Lexicon Daily Readers — turn to other sources for good advice; turn to us for badvice.
Dear Lex: I'm 27 years old and live with my parents, who are both in their mid-50s. A few months ago, my dad was forced to quit his job. The problem is, I have proof that my father is cheating with an ex-co-worker. I did my own investigating and was able to get names, numbers and photos. My mother has her faults, but she doesn't deserve to be cheated on. I want to confront him and give him an ultimatum — this girl or us. What do you say?
— Stuck in the Middle
Dear Stucko: Forget about your parents. They’re losers. Don’t you be one, too. Your mother’s a cold fish in the sack, and your dad is an infidel for dropping his line in somebody else’s river. Focus on yourself. You’ve proven you have what it takes to be a personal services coordinator. Consider this your first case. You can make a bundle catching men in flagrante delicto and solving problems of a domestic nature. All you need is to get the word out that you have a talent collecting names, numbers and photos and you’re willing to do what it takes to get the job done. That can be your avenue out of Loser Lane.
Dear Lex: My 66-year-old husband suffers from both osteoarthritis and rheumatoid arthritis. The diseases have advanced to the point that simple tasks are extremely difficult if not impossible. Consequently, we have to constantly endure thoughtless and hurtful comments from friends, neighbors and even family accusing him of being lazy because they see me doing the lion's share of physical labor around our home. Millions of people are just like my husband. Is there help out there? Why isn't more being done for these people?

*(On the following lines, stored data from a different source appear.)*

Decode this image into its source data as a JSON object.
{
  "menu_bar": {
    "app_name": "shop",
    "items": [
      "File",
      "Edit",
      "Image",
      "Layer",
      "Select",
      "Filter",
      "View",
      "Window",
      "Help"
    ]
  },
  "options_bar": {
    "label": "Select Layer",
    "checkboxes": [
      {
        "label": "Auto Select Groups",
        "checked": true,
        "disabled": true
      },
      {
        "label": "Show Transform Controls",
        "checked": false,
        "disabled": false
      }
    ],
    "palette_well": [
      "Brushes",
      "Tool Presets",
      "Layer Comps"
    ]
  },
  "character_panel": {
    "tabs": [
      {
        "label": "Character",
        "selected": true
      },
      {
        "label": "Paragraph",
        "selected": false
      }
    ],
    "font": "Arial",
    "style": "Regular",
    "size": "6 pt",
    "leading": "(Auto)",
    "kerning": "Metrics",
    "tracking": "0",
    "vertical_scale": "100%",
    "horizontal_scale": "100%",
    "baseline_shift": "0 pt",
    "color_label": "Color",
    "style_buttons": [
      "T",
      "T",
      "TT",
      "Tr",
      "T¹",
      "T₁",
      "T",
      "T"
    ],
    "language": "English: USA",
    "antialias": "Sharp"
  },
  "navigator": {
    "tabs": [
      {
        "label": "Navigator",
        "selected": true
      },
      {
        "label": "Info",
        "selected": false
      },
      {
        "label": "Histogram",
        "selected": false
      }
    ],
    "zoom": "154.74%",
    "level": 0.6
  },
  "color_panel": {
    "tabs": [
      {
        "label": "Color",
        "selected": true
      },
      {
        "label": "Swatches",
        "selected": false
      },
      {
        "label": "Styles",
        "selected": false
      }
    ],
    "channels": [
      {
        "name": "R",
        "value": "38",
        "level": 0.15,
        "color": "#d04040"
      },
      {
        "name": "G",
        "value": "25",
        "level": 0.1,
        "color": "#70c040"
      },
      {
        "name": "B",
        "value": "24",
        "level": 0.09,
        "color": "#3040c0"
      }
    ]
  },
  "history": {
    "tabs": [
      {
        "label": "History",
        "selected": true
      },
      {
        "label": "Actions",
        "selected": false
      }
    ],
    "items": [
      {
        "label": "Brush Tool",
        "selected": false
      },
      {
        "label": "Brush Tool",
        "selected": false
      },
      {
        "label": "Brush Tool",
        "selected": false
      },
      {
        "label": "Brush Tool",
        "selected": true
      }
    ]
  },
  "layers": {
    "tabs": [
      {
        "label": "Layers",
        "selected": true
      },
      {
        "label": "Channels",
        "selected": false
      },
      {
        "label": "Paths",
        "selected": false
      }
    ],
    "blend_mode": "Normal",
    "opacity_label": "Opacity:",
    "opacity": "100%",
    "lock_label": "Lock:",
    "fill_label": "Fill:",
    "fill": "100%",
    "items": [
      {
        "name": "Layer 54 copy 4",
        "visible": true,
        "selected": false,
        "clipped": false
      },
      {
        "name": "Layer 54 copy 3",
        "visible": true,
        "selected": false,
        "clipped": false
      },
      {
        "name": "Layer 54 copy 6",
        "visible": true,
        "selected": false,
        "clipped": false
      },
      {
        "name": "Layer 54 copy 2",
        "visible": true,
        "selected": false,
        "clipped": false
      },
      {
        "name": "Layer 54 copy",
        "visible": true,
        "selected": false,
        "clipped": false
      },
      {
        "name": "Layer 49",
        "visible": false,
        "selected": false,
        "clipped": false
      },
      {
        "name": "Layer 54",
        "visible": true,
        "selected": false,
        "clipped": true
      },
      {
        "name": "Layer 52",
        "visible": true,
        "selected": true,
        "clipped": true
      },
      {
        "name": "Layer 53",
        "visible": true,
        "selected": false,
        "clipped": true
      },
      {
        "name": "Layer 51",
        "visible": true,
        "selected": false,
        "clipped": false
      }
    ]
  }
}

— Frustrated in Elgin, Ore.
Dear Frusty: Back in the day, before whitey ran roughshod over this continent, the red man always pitched his tepee near a chasm, such as the Grand Canyon. The reason was to take care of cases like your old man. The time comes when the groove is gone and no drops are falling from his rain dance. You need to hire a good personal services coordinator – see above – who will take Mr. Arthritis to the nearest cliff, feed him some potent peyote and push pops painlessly over the precipice. Problem solved.